John Brunner has long been on my list of sci-fi authors to read. I found a nice hardcover book club edition with this cover on it at one of my two (!) local english used bookstores. I suspect that this was perhaps not the perfect choice of a Brunner novel to read. It has some cool ideas and the beginning in particular was enjoyably disorienting, but it gets bogged down in philosophical conjectures without having built up a convincing enough world to make them interesting. It takes place in the not too distant future in a semi-dystopian North American society where everyone has a unique ID and people's identities are based on the data about them. Sounds topical, doesn't it?
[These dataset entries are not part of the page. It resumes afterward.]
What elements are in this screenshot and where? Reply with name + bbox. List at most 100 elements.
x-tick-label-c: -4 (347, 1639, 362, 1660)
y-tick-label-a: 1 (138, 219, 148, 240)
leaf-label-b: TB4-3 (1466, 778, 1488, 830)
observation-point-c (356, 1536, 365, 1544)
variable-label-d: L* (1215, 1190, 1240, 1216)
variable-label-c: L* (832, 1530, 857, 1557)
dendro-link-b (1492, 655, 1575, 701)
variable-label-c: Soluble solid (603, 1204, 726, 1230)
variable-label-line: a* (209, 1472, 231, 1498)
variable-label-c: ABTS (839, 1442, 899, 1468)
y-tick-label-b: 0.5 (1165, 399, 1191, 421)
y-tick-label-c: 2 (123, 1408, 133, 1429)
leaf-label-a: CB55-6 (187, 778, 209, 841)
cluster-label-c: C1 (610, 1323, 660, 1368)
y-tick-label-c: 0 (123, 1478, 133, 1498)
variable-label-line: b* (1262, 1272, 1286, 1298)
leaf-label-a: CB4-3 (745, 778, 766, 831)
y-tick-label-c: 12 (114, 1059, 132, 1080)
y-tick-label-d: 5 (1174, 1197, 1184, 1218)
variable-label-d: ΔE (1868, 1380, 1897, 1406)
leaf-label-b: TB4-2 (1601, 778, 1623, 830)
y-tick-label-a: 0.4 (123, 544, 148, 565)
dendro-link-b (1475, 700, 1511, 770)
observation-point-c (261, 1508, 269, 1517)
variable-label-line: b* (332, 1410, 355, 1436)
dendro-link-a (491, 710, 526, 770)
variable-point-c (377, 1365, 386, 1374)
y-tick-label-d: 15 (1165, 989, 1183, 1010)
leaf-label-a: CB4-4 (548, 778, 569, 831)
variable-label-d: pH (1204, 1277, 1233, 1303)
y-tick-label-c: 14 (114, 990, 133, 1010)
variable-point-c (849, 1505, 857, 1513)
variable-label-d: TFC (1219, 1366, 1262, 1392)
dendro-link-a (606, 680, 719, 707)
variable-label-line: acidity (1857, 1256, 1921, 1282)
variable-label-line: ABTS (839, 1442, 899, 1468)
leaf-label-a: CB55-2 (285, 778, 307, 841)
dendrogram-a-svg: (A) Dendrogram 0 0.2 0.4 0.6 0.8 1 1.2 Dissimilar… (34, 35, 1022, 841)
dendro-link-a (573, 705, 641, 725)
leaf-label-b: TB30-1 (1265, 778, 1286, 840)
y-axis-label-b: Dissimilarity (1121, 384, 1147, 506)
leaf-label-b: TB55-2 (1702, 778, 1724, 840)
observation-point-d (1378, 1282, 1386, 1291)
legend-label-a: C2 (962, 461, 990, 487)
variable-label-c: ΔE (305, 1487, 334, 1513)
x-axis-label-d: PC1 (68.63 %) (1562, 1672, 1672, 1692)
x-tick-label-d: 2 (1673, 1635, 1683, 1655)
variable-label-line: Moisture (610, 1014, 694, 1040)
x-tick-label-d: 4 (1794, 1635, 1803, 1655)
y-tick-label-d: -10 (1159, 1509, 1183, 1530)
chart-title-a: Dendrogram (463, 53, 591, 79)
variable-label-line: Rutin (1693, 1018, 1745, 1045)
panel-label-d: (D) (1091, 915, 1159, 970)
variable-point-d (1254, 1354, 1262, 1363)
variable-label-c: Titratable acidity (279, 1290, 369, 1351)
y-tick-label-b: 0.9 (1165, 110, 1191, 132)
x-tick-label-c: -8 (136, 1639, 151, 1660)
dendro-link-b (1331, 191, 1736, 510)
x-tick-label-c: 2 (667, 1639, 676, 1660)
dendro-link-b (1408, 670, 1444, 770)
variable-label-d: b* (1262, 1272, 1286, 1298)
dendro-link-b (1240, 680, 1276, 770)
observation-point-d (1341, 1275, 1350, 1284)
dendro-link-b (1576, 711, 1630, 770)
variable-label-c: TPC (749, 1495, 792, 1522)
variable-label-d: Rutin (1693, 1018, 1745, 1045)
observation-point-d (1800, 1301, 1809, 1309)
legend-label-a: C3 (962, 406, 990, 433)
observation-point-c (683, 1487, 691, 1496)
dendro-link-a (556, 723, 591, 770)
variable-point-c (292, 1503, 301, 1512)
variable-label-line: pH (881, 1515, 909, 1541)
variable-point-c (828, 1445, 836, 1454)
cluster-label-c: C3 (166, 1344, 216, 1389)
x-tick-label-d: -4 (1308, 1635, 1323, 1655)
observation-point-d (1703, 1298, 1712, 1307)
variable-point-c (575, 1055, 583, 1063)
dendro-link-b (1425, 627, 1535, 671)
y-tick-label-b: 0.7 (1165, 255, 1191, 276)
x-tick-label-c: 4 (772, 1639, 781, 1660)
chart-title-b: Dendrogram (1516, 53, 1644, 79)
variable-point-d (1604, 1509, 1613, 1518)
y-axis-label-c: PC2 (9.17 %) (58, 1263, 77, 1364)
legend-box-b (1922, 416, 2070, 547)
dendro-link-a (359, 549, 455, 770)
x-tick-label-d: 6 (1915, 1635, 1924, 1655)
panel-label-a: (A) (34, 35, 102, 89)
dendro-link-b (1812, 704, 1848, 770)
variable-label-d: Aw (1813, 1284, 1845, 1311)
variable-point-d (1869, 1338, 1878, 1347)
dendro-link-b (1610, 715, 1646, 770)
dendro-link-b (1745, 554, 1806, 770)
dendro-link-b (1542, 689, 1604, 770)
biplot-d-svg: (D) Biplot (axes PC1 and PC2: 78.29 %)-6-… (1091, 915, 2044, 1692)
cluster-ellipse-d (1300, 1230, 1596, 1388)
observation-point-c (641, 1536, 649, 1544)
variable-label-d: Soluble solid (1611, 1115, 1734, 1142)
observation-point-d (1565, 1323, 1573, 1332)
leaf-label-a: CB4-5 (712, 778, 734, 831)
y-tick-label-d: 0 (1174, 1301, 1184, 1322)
It is and isn't because Brunner's prediction of the size and nature of external data was way off (a massive worm program that dominates the network is a million bits long for instance. One can't fault him for this, as it was written in the early '70s and there are some concepts that he totally nailed (the worm for instance).
The main character is a genius who escaped from an elite university and now switches from life to life by changing his identity number. He lives in a state of fear, constantly trying to stay one step ahead of the authorities that he fears are searching for him. This part of the book is quite cool. It is interspersed with future scenes of him being interrogated, which lets the reader know that he does indeed get caught. The narrative gets going when he takes the role of a corporate analyst and meets the free-spirited daughter of one of his colleagues. She guesses that he is not who he says he is and this is the catalyst that sets the two of them on the run.
It sounds pretty straightforward, but there are too many socio-philosophical digressions. Much of their discussion is based on concepts put forth in the book which aren't well-grounded enough in the actual story, so you kind of don't really care. You can read the political subtext in it as well, but it's Brunner extrapolating what a post-Nixonian world would look like 50 years from when he wrote it. It all gets a bit obscure. Then in the last third of the book, the scope suddenly becomes quite massive, with the hero basically taking down the entire system. It just didn't hold together well for me.
So an interesting book with some neat concepts, but not a great story. Anyone have a better Brunner book to recommend?
Radium
8 hours ago
3 comments:
I seem to remember Stand on Zanzibar was more entertaining to read, but I haven't read any Brunner in a long time. He was a "just over the horizon" SF writer, so his stuff does not always date well. "Stand" is about overpopulation among other things.
I discovered later he'd kind of lifted the style of hopping along among news clippings and other story fragments from John Dos Passos. But it's not bad.
Stand on Zanzibar (his masterpiece)
Sheep Look Up (dystopian Zanzibar)
Thanks Kate. I think I need to read Stand on Zanzibar. With the understanding of its context, I think I should be able to enjoy it more.